Mas por que ele retorna a essa recapitulação depois de mencionar o filho de Sete, o homem que esperou invocar o nome do Senhor Deus, senão porque convinha apresentar assim estas duas cidades: uma que começa com um homicida e termina em um homicida (pois também Lameque confessa às suas duas esposas que cometera homicídio), a outra edificada por aquele que esperou invocar o nome do Senhor Deus? Pois o mais elevado e completo dever terrestre da cidade de Deus, que é peregrina neste mundo, é aquele que se exemplificou no indivíduo que foi gerado por aquele que prefigurava a ressurreição do assassinado Abel.
Esse único homem é a unidade de toda a cidade celeste, ainda não completa, decerto, mas que de completar-se, como esta figura profética prenuncia. O filho de Caim, portanto, isto é, o filho da posse (e de que, senão de uma posse terrena?), pode ter um nome na cidade terrena que foi construída em seu nome.

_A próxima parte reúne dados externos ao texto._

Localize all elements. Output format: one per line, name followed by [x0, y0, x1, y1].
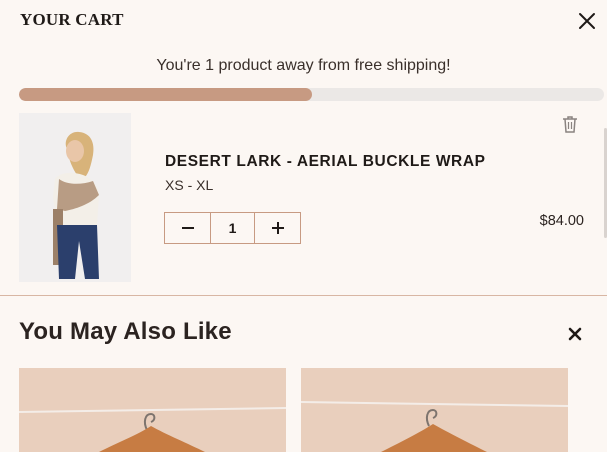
- product-variant: XS - XL: [165, 177, 214, 193]
- minus-icon: [181, 227, 194, 229]
- decrease-quantity-button[interactable]: [165, 213, 210, 243]
- shipping-progress-bar: [19, 88, 604, 101]
- quantity-value[interactable]: 1: [210, 213, 255, 243]
- increase-quantity-button[interactable]: [255, 213, 300, 243]
- cart-title: YOUR CART: [20, 10, 124, 29]
- hanger-product-image: [19, 368, 286, 452]
- plus-icon: [271, 222, 284, 234]
- product-image[interactable]: [19, 113, 131, 282]
- close-icon[interactable]: [574, 8, 600, 34]
- product-price: $84.00: [539, 213, 584, 229]
- recommendations-title: You May Also Like: [19, 318, 232, 345]
- free-shipping-message: You're 1 product away from free shipping…: [156, 57, 451, 74]
- product-name[interactable]: DESERT LARK - AERIAL BUCKLE WRAP: [165, 153, 486, 171]
- section-divider: [0, 295, 607, 296]
- dismiss-icon[interactable]: [567, 326, 583, 342]
- cart-line-item: DESERT LARK - AERIAL BUCKLE WRAP XS - XL…: [0, 112, 607, 292]
- shipping-progress-fill: [19, 88, 312, 101]
- cart-header: YOUR CART: [0, 0, 607, 42]
- recommendation-card-2[interactable]: [301, 368, 568, 452]
- trash-icon[interactable]: [560, 114, 580, 134]
- quantity-stepper: 1: [164, 212, 301, 244]
- hanger-product-image: [301, 368, 568, 452]
- recommendation-card-1[interactable]: [19, 368, 286, 452]
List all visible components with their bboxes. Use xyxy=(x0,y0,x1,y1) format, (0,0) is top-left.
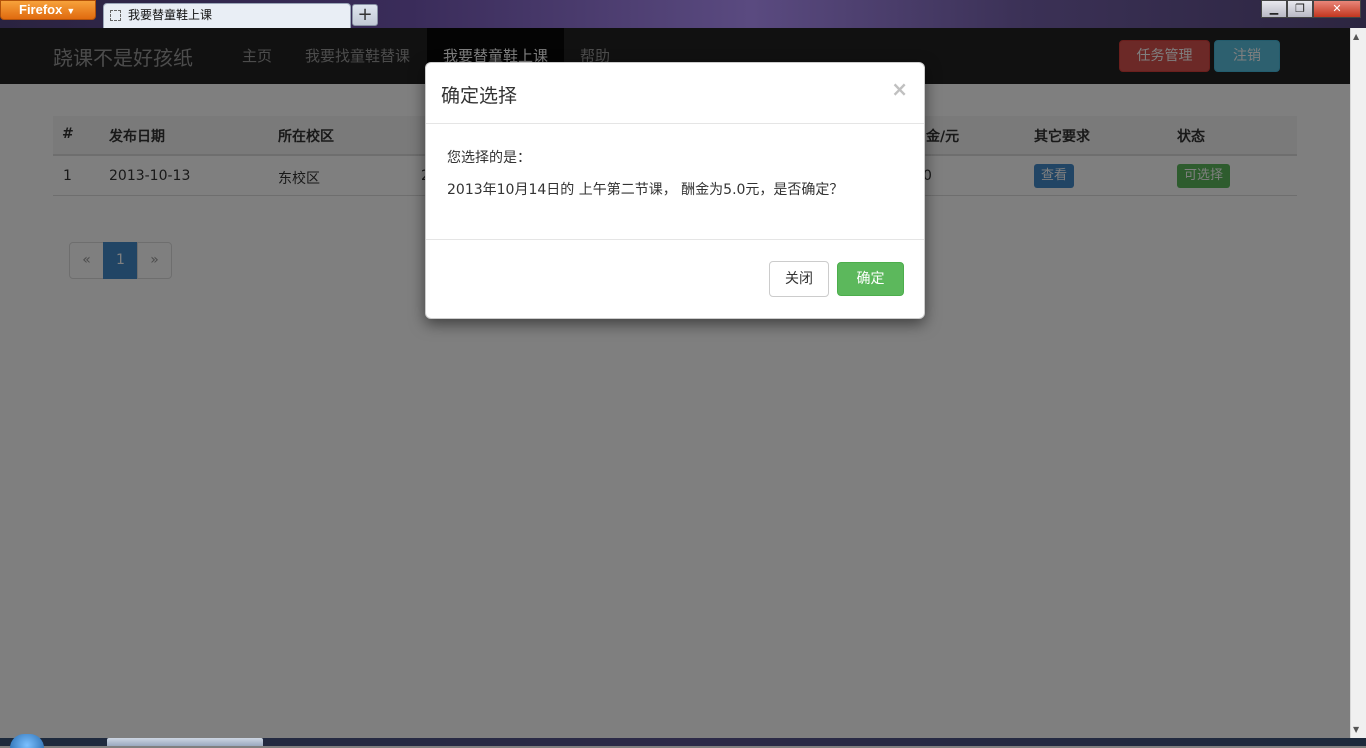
firefox-menu-button[interactable]: Firefox ▼ xyxy=(0,0,96,20)
scroll-down-icon[interactable]: ▼ xyxy=(1353,725,1359,734)
browser-titlebar: Firefox ▼ 我要替童鞋上课 + ▁ ❐ ✕ xyxy=(0,0,1366,28)
confirm-dialog: 确定选择 × 您选择的是： 2013年10月14日的 上午第二节课， 酬金为5.… xyxy=(425,62,925,319)
close-window-icon[interactable]: ✕ xyxy=(1313,0,1361,18)
taskbar-item-firefox[interactable] xyxy=(107,738,263,746)
dialog-title: 确定选择 xyxy=(441,85,518,107)
new-tab-button[interactable]: + xyxy=(352,4,378,26)
scroll-up-icon[interactable]: ▲ xyxy=(1353,32,1359,41)
os-taskbar xyxy=(0,734,1366,748)
firefox-menu-label: Firefox xyxy=(19,2,63,17)
dialog-header: 确定选择 × xyxy=(426,63,924,124)
page-favicon-icon xyxy=(110,10,121,21)
tab-title: 我要替童鞋上课 xyxy=(128,8,213,22)
close-button[interactable]: 关闭 xyxy=(769,261,829,297)
dialog-footer: 关闭 确定 xyxy=(426,239,924,318)
dialog-message-line2: 2013年10月14日的 上午第二节课， 酬金为5.0元，是否确定？ xyxy=(447,182,844,198)
page-viewport: 跷课不是好孩纸 主页 我要找童鞋替课 我要替童鞋上课 帮助 任务管理 注销 # … xyxy=(0,28,1350,738)
browser-tab[interactable]: 我要替童鞋上课 xyxy=(103,3,351,28)
vertical-scrollbar[interactable]: ▲ ▼ xyxy=(1350,28,1366,738)
minimize-icon[interactable]: ▁ xyxy=(1261,0,1287,18)
chevron-down-icon: ▼ xyxy=(66,5,76,16)
maximize-icon[interactable]: ❐ xyxy=(1287,0,1313,18)
close-icon[interactable]: × xyxy=(891,77,908,101)
dialog-message-line1: 您选择的是： xyxy=(447,150,531,166)
confirm-button[interactable]: 确定 xyxy=(837,262,904,296)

É de tais homens que o salmista diz: "Dão às suas terras os seus próprios nomes." Por isso incorrem no que está escrito em outro salmo: "Tu, ó Senhor, na tua cidade desprezarás a imagem deles." Quanto ao filho de Sete, porém, o filho da ressurreição, que ele espere invocar o nome do Senhor Deus.
Pois ele prefigura aquela sociedade de homens que diz: "Mas eu sou como a oliveira verde na casa de Deus: confiei na misericórdia de Deus." Mas que ele não busque as honras vazias de um nome famoso sobre a terra, pois "Bem-aventurado o homem que faz do nome do Senhor a sua confiança, e não atenta para vaidades nem para enganosas loucuras." Depois de apresentar as duas cidades, uma fundada no bem material deste mundo, a outra na esperança em Deus, mas ambas partindo de uma porta comum aberta em Adão para este estado mortal, e ambas correndo e desembocando em seus próprios e merecidos fins, a Escritura começa a contar os tempos, e nessa contagem inclui outras gerações, fazendo uma recapitulação a partir de Adão, de cuja semente condenada, como de uma massa entregue à merecida condenação, Deus fez alguns vasos de ira para a desonra e outros vasos de misericórdia para a honra; aos primeiros, em punição, dando o que lhes é devido; aos últimos, em graça, dando o que não lhes é devido: a fim de que, pela própria comparação de si mesma com os vasos de ira, a cidade celeste, que peregrina na terra, aprenda a não confiar na liberdade da sua própria vontade, mas espere invocar o nome do Senhor Deus.
Pois a vontade, sendo uma natureza que foi feita boa pelo Deus bom, mas mutável pelo Imutável, porque foi feita do nada, pode tanto declinar do bem para fazer o mal, o que ocorre quando ela livremente escolhe, quanto também escapar do mal e fazer o bem, o que ocorre somente pelo auxílio divino.